Eğer abisi gibi görmese o bile Yavuz'a âşık olurdu. Ablasının daha iyisini bulacağını sanmıyordu. Yaptığı ona göre sadece şımarıklık ve kendini beğenmişlikti. Melek de kardeşinin bu düşüncelerinden haberdar olarak ona söylemek istemiyordu ama maalesef öyle bir şansı yoktu.

Bu yüzden sevgili kardeşine, sevgili sevgilisi üstüne yemin ettirmiş ve bunu da yeterli bulmayıp sevgilisi olduğunu babasına söylemekle tehdit etmişti. Bu bir süre için onu sustururdu zaten. Annesi ne için sakladığını biliyordu ama babası bilmiyordu. Bu yüzden ona bahane sunmak ve onu inandırmak biraz zor olmuştu. Nazar değer demişti.
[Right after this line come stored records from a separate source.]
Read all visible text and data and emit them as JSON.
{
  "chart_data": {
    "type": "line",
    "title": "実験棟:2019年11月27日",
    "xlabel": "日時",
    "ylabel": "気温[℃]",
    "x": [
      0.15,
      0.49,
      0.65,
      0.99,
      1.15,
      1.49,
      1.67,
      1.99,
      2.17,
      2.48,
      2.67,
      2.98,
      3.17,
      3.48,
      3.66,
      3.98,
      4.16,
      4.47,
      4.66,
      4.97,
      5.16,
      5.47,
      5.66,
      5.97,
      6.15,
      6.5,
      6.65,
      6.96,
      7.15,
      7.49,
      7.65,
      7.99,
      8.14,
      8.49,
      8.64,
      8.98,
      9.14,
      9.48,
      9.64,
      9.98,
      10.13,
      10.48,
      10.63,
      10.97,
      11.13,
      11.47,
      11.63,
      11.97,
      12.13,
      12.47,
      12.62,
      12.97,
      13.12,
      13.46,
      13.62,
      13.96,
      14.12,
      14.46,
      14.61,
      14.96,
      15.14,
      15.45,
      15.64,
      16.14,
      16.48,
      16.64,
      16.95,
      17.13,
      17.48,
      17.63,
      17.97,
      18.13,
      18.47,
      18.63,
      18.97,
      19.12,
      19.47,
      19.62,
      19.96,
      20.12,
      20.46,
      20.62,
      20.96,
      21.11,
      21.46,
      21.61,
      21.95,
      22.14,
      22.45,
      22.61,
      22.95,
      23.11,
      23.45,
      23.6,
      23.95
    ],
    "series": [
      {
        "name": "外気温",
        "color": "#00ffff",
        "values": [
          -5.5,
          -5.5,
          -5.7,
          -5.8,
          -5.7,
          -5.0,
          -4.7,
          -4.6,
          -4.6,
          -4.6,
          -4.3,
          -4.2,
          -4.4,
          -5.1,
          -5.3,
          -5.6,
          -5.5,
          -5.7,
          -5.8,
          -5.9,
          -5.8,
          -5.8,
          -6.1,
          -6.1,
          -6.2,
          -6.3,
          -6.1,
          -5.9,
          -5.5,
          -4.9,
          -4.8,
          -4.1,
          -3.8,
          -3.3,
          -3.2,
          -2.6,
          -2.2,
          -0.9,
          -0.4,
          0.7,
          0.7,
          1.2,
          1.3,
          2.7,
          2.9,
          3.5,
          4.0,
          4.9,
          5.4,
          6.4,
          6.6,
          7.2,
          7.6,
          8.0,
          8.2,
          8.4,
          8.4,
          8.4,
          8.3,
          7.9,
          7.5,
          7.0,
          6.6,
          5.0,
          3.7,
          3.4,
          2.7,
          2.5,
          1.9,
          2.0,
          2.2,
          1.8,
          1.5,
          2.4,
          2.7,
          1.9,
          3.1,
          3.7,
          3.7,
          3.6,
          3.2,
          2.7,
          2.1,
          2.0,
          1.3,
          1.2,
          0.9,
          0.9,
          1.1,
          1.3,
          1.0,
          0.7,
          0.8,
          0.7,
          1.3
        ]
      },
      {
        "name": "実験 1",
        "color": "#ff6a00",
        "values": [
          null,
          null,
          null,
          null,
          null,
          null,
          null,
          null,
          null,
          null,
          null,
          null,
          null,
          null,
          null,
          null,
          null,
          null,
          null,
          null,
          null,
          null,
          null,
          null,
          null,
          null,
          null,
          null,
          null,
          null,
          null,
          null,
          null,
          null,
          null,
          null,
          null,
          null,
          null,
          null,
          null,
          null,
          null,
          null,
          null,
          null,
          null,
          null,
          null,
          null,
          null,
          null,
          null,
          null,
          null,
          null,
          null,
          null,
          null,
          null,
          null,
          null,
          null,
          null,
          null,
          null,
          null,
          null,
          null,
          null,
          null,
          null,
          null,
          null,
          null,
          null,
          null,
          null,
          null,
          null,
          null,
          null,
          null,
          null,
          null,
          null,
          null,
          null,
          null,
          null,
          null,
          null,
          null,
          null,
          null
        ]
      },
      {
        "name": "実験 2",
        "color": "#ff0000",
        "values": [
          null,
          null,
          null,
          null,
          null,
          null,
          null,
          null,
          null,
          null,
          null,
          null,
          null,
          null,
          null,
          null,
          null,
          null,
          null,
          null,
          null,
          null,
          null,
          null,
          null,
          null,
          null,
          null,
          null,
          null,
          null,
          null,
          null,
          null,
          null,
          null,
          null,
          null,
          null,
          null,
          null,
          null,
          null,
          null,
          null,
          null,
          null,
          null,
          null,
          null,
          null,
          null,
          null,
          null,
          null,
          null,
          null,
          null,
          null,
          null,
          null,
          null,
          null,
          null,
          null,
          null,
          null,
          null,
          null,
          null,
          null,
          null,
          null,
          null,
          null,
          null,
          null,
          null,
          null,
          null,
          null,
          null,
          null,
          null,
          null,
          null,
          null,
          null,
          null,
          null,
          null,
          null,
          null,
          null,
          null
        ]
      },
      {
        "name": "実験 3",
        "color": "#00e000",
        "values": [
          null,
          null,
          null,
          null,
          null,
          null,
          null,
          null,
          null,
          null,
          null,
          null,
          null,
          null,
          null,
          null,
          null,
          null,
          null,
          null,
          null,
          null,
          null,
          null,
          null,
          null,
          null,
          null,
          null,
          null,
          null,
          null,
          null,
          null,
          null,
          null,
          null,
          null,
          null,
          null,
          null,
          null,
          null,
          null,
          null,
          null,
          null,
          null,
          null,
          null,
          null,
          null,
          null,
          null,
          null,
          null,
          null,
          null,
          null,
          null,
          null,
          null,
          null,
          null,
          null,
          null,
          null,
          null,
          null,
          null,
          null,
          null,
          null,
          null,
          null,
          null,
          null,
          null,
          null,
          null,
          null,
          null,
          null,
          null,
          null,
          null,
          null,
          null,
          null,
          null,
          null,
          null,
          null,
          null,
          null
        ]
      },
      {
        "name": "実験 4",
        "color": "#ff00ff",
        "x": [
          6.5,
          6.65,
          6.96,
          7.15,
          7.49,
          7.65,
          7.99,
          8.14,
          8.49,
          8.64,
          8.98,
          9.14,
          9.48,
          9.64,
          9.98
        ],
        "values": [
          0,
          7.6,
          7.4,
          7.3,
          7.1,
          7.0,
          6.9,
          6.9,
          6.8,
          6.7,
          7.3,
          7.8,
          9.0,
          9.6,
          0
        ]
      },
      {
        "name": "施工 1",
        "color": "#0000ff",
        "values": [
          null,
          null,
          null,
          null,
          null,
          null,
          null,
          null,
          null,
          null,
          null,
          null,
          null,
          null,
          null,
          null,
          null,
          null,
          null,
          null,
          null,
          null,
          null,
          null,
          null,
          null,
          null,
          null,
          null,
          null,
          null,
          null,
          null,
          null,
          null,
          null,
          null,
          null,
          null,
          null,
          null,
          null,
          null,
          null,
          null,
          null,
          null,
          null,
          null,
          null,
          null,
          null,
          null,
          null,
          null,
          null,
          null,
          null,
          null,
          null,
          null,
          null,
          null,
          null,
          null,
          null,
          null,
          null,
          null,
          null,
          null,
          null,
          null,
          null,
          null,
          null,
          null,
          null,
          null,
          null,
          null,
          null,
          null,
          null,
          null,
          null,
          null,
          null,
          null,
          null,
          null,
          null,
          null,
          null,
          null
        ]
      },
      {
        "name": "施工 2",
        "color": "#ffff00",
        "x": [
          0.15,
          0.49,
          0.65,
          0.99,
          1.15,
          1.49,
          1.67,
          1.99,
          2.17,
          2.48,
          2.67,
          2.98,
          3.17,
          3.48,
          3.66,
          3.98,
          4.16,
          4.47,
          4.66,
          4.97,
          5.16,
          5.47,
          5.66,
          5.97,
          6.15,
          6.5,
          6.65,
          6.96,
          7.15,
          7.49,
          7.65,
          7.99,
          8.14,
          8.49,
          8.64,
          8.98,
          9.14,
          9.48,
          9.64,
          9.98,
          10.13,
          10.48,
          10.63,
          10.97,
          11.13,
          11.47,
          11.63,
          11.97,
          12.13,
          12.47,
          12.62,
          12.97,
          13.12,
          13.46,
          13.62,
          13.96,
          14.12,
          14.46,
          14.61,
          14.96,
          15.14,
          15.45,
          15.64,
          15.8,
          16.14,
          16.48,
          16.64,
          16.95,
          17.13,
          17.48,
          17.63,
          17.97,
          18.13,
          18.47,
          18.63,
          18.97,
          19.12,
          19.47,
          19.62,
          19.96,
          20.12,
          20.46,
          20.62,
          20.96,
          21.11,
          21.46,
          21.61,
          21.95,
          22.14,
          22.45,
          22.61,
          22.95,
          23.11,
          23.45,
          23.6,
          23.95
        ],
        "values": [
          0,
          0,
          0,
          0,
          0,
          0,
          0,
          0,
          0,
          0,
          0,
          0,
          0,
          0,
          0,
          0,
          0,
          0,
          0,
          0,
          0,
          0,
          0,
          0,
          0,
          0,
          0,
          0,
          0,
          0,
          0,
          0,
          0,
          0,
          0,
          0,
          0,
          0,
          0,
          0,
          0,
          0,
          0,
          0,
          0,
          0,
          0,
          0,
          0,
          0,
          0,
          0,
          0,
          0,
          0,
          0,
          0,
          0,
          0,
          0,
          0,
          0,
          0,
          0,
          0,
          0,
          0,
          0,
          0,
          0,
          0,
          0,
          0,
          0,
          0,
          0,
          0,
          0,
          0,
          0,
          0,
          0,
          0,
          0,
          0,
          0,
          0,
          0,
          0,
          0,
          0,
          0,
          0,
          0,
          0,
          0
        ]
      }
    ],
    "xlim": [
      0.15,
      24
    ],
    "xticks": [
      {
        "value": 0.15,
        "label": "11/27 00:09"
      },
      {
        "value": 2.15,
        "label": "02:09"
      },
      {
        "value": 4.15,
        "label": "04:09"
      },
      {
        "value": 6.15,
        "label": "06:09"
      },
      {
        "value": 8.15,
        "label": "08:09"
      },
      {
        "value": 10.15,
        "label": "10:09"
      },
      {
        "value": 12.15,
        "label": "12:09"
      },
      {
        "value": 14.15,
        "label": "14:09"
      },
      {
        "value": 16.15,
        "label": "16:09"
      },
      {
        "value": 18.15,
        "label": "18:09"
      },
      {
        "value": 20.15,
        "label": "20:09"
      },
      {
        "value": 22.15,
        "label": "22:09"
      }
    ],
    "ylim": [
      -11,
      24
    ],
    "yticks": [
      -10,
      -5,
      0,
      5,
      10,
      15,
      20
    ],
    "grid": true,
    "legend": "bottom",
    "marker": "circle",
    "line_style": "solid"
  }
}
Beni taklit eden kızlar var demişti. Bunlara inanmayınca da okulda ona saplantılı biri olduğunu bu yüzden hiç kimseye söylemek istemediğini söylemişti.

Tabi bunu Melek yerine annesi söylemişti. Babası biraz delirse de. Gidip onu bulacağım dese de yatıştırmışlardı. Öyle ya da böyle şimdi hayalini kurduğu, uğruna uykusuz kaldığı yerdeydi işte. İçeri girdi ve orta sıralarda bir yere oturdu. Sınıfı amfiydi ve baya büyüktü. Yaklaşık bir 15 dakika kadar öylece oturmuş sınıfı süzmüştü. Sınıfın çoğu onun gibiydi. Toy heyecanlı ve mutlu...

Yanına doğal olduğu bariz belli olan sarışın bir kız geldi. Normalde doğal sarışınların saç rengini beğenmese de hafif kumrala kaçan bu renge bir ısınmıştı. Tabi bu düşüncesinde ona gülümseyerek bakan kızın etkisi de olabilirdi. "Merhaba boş mu acaba?" diyen kıza gülümsemişti. Bir başka heyecanlı daha...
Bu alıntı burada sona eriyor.